I would brew mead several more times before I gave up during freshman year of college. I tried to make a four-gallon batch and let it ferment over winter break. While I was gone the fermentation froze (I'm assuming they turned the heat down to the point where it killed the yeast), and it was all worthless. By this point, I had suppliers of hard liquor, but I haven't reached this chapter yet.

The first time I blacked out was during a ski trip with various schoolmates. I was shooting hard liquor since 1 PM, and by 11 PM I was hugging a toilet. Between 9 and 11 PM they couldn't find me, I was sleeping under the beer pong table. Apparently, they forced me to vomit by making me shotgun a beer, that part I remember well (i took it in stride, btw). Eventually I vomited and they put me to sleep. When I woke up I was wearing a different shirt and the first person to greet me asked if I was alright. Not knowing what had happened, I started doing jumping jacks and smiling. He was horrified.

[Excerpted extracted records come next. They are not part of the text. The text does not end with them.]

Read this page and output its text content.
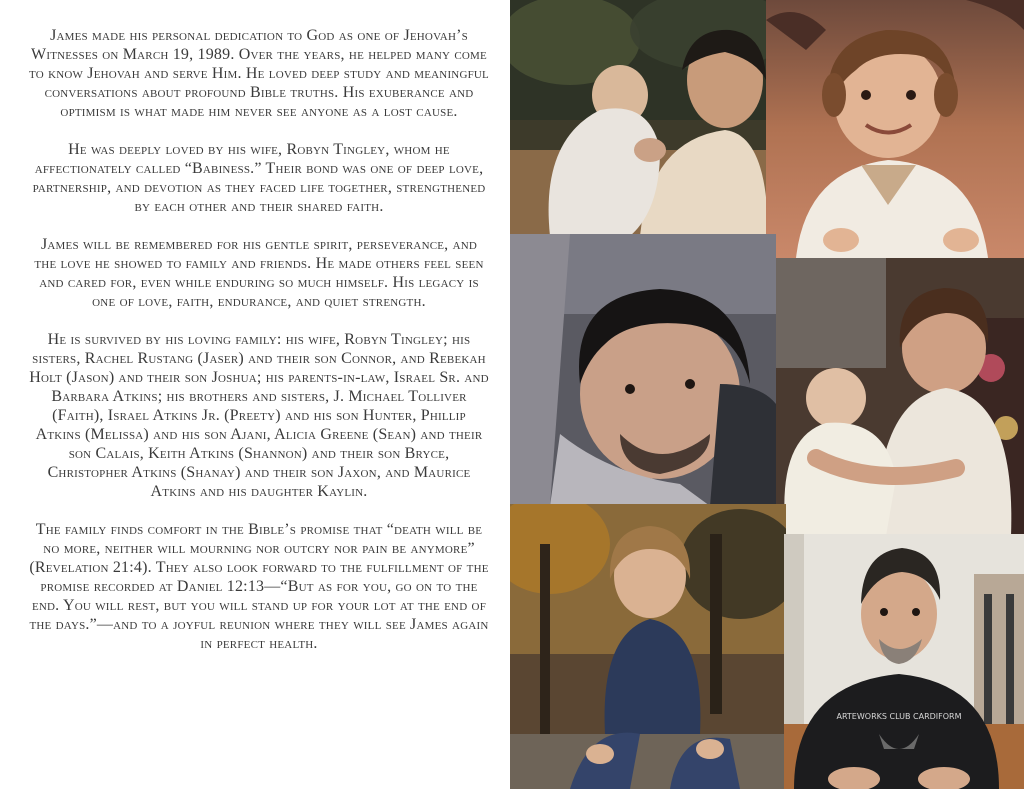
James made his personal dedication to God as one of Jehovah’s Witnesses on March 19, 1989. Over the years, he helped many come to know Jehovah and serve Him. He loved deep study and meaningful conversations about profound Bible truths. His exuberance and optimism is what made him never see anyone as a lost cause.

He was deeply loved by his wife, Robyn Tingley, whom he affectionately called “Babiness.” Their bond was one of deep love, partnership, and devotion as they faced life together, strengthened by each other and their shared faith.

James will be remembered for his gentle spirit, perseverance, and the love he showed to family and friends. He made others feel seen and cared for, even while enduring so much himself. His legacy is one of love, faith, endurance, and quiet strength.

He is survived by his loving family: his wife, Robyn Tingley; his sisters, Rachel Rustang (Jaser) and their son Connor, and Rebekah Holt (Jason) and their son Joshua; his parents-in-law, Israel Sr. and Barbara Atkins; his brothers and sisters, J. Michael Tolliver (Faith), Israel Atkins Jr. (Preety) and his son Hunter, Phillip Atkins (Melissa) and his son Ajani, Alicia Greene (Sean) and their son Calais, Keith Atkins (Shannon) and their son Bryce, Christopher Atkins (Shanay) and their son Jaxon, and Maurice Atkins and his daughter Kaylin.

The family finds comfort in the Bible’s promise that “death will be no more, neither will mourning nor outcry nor pain be anymore” (Revelation 21:4). They also look forward to the fulfillment of the promise recorded at Daniel 12:13—“But as for you, go on to the end. You will rest, but you will stand up for your lot at the end of the days.”—and to a joyful reunion where they will see James again in perfect health.

ARTEWORKS CLUB CARDIFORM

Okay, now I'm at this chapter. Once I got to college, I kept relationships with certain people solely to purchase liquor through them. This was the time in my life where I would get smashed on the weekends and wake up the next morning chugging water to stave off the dehydration. One economical poison was the illustrious Devil's Springs. I've had several great memories and some truly terrible ones with that particular drink. My worst being the loss of a new friend, we had too much and I woke up the next morning naked in her bed (oh I wonder how that happened and why!). The situation following that I handled so poorly, and that I didn't know what to make of the night's events, that we never really spoke again. She left the college and I haven't seen her since, I still think about her whenever I see someone reading J.D. Sallinger.

According to the law, I cannot drink until I'm 21. Well, I've been drinking since I was 17 and it has brought me the best of times singing Bohemian Rhapsody and dancing like I've never known. Along with this, it has brought me tremendous physical and emotional hardship. I have said things to friends I'll always regret. I have made a fool out of myself in more ways than I can count. I have tormented my body in the name of excess. There are so many stories I've left out of this post, all interesting but I can't type all of them. I must ask myself, would I have been any better if I could buy alcohol when I was 17? Would I have been better if I had someone around to teach me how to drink? I don't know, I don't even know how to feel about being the middleman for friends and a new generation of drinkers.

This Tuesday, everything will change.